FOR THE RECORD - An article in the May 7 Anne Arundel edition about the National Sailing Hall of Fame and Museum in Annapolis misquoted Sailing World Editor David Reed. Referring to his hope that the hall will feature artifacts from the sport, Reed said he hoped the museum would get Paul Cayard's El Toro sailboat.
The Sun regrets the error.

Lee Tawney, a consultant on the project, said that along with a physical space, he hopes the hall will have a significant online presence meant to "make sailing come alive virtually."

"The concept here is that baseball, basketball, lacrosse all have their hall of fame, and, believe it or not, sailing doesn't have a hall of fame," he said.

Gov. Robert L. Ehrlich Jr. announced the project in December at a crowded news conference that was attended by sailing luminaries, including U.S. Sailing President Janet Baxter and ESPN sailing correspondent Gary Jobson. It will be funded by private donations.

The temporary location, although technically a tent, has a polished feel. There are hardwood floors, track lighting and flat-screen plasma TVs.

The 1,200-square-foot space is divided into three galleries.
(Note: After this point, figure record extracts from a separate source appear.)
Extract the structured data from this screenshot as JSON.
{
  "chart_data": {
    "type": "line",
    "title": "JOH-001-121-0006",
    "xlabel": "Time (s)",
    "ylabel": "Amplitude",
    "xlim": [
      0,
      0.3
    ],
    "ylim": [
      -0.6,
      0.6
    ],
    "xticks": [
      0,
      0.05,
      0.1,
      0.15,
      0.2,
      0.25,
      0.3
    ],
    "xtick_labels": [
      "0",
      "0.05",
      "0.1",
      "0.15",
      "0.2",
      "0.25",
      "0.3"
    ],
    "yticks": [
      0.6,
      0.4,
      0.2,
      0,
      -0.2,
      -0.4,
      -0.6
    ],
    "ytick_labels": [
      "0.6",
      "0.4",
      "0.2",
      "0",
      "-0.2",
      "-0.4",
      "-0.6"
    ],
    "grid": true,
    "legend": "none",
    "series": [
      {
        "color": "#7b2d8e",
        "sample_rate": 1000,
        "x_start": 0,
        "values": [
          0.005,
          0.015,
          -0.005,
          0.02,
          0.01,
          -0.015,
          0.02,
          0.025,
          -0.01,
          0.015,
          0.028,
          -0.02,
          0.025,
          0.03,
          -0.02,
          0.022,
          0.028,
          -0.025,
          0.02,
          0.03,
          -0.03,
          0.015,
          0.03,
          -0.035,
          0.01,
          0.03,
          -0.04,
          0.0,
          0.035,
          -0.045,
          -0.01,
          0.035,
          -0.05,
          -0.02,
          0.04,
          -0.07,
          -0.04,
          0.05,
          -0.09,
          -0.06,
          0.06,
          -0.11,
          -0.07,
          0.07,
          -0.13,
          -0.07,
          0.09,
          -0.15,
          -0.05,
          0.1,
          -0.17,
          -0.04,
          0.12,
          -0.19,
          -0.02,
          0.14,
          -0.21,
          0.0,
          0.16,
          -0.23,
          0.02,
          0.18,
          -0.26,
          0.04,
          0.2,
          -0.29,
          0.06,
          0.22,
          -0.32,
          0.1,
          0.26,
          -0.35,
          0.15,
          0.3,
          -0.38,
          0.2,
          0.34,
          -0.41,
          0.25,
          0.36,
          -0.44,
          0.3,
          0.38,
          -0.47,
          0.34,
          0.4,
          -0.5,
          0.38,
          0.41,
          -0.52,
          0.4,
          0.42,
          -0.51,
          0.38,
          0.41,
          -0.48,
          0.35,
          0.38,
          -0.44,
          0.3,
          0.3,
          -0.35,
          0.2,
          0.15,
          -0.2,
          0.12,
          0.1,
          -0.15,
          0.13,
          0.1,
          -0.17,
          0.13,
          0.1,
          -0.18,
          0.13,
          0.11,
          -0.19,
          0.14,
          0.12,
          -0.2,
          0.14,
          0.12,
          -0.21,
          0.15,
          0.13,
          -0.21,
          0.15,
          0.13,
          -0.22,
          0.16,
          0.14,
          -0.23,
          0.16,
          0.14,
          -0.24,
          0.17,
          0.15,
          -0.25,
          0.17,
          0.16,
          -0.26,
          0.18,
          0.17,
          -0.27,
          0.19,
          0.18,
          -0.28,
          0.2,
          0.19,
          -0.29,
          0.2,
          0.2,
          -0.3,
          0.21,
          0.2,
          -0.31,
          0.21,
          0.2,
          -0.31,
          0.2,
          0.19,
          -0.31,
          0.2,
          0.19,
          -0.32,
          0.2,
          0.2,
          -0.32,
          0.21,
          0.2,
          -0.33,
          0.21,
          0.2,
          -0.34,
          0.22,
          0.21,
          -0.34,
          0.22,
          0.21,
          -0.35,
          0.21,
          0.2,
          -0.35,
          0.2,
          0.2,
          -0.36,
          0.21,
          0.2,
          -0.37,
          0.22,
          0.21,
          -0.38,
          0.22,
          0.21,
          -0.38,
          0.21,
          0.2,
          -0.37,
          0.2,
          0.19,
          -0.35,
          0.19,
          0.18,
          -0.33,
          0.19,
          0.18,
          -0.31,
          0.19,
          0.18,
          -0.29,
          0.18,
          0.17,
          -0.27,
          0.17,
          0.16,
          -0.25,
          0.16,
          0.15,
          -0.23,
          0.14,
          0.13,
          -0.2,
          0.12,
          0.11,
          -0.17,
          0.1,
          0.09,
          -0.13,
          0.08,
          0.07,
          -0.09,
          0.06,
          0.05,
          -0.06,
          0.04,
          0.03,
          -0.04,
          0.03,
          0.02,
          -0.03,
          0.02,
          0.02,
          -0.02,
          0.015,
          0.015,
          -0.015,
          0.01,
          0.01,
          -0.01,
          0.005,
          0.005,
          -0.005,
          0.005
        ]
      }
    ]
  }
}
In the center of the first gallery is a new Optimist - a tiny single-sail boat favored among junior sailors on the East Coast.

The sides of each gallery include images of boats under sail and photos of sailors who have been honored by the sport over the years, including those named the Rolex Yachtsman and Yachtswoman of the Year and those named to the America's Cup Hall of Fame and the Sailing World Hall of Fame.

"We wanted to create an umbrella for all of these listings and a place where people could be engaged with the people who are involved with sailing," Tawney said.

While working on the project, Tawney said, he learned that there is no central collection of all of the American Olympic sailors. "It is going to be one of our missions to fill those gaps," he said.

In the back of the hall, organizers planned to install a computer console where people could track the Volvo Ocean Race online.

Jonathan Goff, who works at the Chesapeake Bay Maritime Museum in St. Michaels, was hired to design the temporary displays. He said they cover "a general history of sailing very well for the United States."

David Reed, the editor of Sailing World magazine, said he hopes the hall becomes a place to collect artifacts from the sport. "There is not a place out there that exists where physical things can hang - a wheel off an America's Cup boat," he said. "I'm hoping this is a good warehouse for the eclectic. ... Let's get Paul Cayard's Optimist."

Nothing along those lines is in the current space, but Tawney said sailing artifacts will be welcome.

One man who called offered windsurfing artifacts, including photographs of one of the first windsurfers sailing in the 1950s.

After the Volvo boats came to Annapolis, Tawney toured the temporary museum with Cayard, Pirates of the Caribbean skipper, who said, "I've got some things for you."